According to the Centers for Disease Control and Prevention, nearly half of the adults in the United States have high blood pressure, which is a leading cause of death and disability and a major risk factor for cardiovascular disease, stroke and cognitive decline. Unfortunately, more than half of people with high blood pressure do not have their blood pressure under control, and non-Hispanic Black people have significantly lower rates of blood pressure control than people from other racial and ethnic groups.
To help address this disparity, researchers at Atrium Health and Wake Forest University School of Medicine have been approved for a $9.9 million research funding award from the Patient-Centered Outcomes Research Institute (PCORI), for a five-year study called “Remote Hypertension Tracking Help and Management to Reduce Disparities in Black Patients (RHYTHM-B).”
“There is an urgent need to test innovative and targeted strategies to improve hypertension outcomes for Black patients and guide implementation of best practices,” said Yhenneko Taylor, Ph.D., assistant vice president of analytics and outcomes research at Atrium Health and adjunct associate professor of social sciences and health policy at Wake Forest University School of Medicine.
Taylor said the study is a product of multidisciplinary collaboration between population health, quality improvement, analytics, research and clinical teams, who formed a task force with a charge to take bold steps to improve blood pressure control and eradicate hypertension disparities.
Taylor will lead the study along with William B. Applegate, M.D., professor of gerontology and geriatric medicine at Wake Forest University School of Medicine, which is the academic core of Advocate Health, to study the effectiveness of two interventions in Black patients with uncontrolled high blood pressure.
Taylor and Applegate are collaborating with Aditi Gupta, M.D., professor of nephrology and hypertension, who will lead the implementation of the study at the Kansas University Medical Center.
One intervention (self-management support) will provide care to patients remotely through phone and video visits. A care team, including a pharmacist and community health worker, will also help give advice, reminders and education to patients. The second intervention will involve in-person visits or usual clinic-based care. All patients will receive training on how to measure their blood pressure at home using a home blood pressure monitor provided by the research team.
While telehealth is a viable approach to improving access to care, many questions remain about how to effectively implement it as a targeted strategy to improve outcomes among marginalized populations.
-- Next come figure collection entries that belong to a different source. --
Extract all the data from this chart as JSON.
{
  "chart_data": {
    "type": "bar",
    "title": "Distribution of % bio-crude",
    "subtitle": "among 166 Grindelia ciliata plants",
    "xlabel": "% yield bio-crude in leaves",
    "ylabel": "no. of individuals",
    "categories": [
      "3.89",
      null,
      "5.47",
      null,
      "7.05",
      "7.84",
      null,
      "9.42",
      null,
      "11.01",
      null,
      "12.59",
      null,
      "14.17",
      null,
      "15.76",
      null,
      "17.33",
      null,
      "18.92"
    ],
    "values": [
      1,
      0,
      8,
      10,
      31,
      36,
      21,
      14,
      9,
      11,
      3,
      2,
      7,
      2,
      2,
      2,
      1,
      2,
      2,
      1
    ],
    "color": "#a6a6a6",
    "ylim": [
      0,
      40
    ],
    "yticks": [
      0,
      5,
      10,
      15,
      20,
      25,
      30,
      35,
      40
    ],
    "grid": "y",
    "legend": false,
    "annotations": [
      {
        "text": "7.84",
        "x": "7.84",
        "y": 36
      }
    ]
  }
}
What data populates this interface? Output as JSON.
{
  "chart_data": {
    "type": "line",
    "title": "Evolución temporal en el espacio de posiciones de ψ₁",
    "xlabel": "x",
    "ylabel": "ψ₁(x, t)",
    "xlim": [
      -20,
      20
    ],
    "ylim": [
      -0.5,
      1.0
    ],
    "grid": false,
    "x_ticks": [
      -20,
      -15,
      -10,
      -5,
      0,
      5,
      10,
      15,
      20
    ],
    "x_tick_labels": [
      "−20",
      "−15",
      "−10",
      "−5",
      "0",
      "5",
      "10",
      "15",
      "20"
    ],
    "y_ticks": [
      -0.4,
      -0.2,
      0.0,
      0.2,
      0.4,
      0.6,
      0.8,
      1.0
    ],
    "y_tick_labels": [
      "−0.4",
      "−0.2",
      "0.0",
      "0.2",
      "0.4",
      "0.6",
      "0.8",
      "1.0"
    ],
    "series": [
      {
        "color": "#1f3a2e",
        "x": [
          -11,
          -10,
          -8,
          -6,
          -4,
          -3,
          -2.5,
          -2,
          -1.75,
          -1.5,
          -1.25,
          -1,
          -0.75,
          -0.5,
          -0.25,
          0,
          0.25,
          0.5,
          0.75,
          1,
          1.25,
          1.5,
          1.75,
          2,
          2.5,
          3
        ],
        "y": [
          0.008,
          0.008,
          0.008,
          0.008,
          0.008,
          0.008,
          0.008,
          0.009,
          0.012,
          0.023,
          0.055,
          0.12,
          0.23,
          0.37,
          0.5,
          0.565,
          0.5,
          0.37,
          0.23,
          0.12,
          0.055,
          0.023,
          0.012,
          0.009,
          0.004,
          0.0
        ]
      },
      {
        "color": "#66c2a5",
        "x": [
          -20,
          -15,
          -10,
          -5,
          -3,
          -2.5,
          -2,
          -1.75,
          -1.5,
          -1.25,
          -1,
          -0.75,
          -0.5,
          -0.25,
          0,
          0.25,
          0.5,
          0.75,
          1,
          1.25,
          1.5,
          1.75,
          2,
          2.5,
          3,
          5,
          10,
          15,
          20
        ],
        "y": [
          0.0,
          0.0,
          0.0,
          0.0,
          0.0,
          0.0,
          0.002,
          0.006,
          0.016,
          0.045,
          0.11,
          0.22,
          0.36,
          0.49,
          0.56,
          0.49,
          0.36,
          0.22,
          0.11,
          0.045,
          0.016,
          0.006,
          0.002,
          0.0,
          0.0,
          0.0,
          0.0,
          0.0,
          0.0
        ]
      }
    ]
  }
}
“As a learning health system, we are incredibly proud to partner with Dr. Taylor and Dr. Applegate to learn how to collectively improve hypertension outcomes for all the communities we serve,” said Jennifer Brady, M.D., chief medical officer for the Advocate Health Value Services Organization, which is designed to support Advocate Health’s clinically integrated networks and accountable care organizations.
Researchers plan to enroll 780 non-Hispanic Black patients at 18 doctor’s offices in North Carolina, South Carolina and Kansas. Participants will be randomized to one of the interventions and will remain in the study for 18 months. Researchers will compare the interventions to see which one helps more people control their blood pressure.
Taylor and Applegate said the research team will gather input from various partners, including patients, caregivers, doctors and pharmacists, about their experiences with self-management support. This will help to identify the best practices and strategies for implementing effective self-management support interventions in different settings.
“With funding support from PCORI, this research will help us understand the best strategies to help Black patients achieve better hypertension control,” Applegate said. “We hope to gain much-needed insight on how best to leverage telehealth and home blood pressure monitoring to ensure equitable hypertension care.”
PCORI is an independent, nonprofit organization authorized by Congress with a mission to fund patient-centered comparative clinical effectiveness research that provides patients, their caregivers and clinicians with the evidence-based information they need to make better informed health and health care decisions.
The funding award for the RHYTHM-B study has been approved pending the completion of a business and programmatic review by PCORI staff and the issuance of a formal award contract.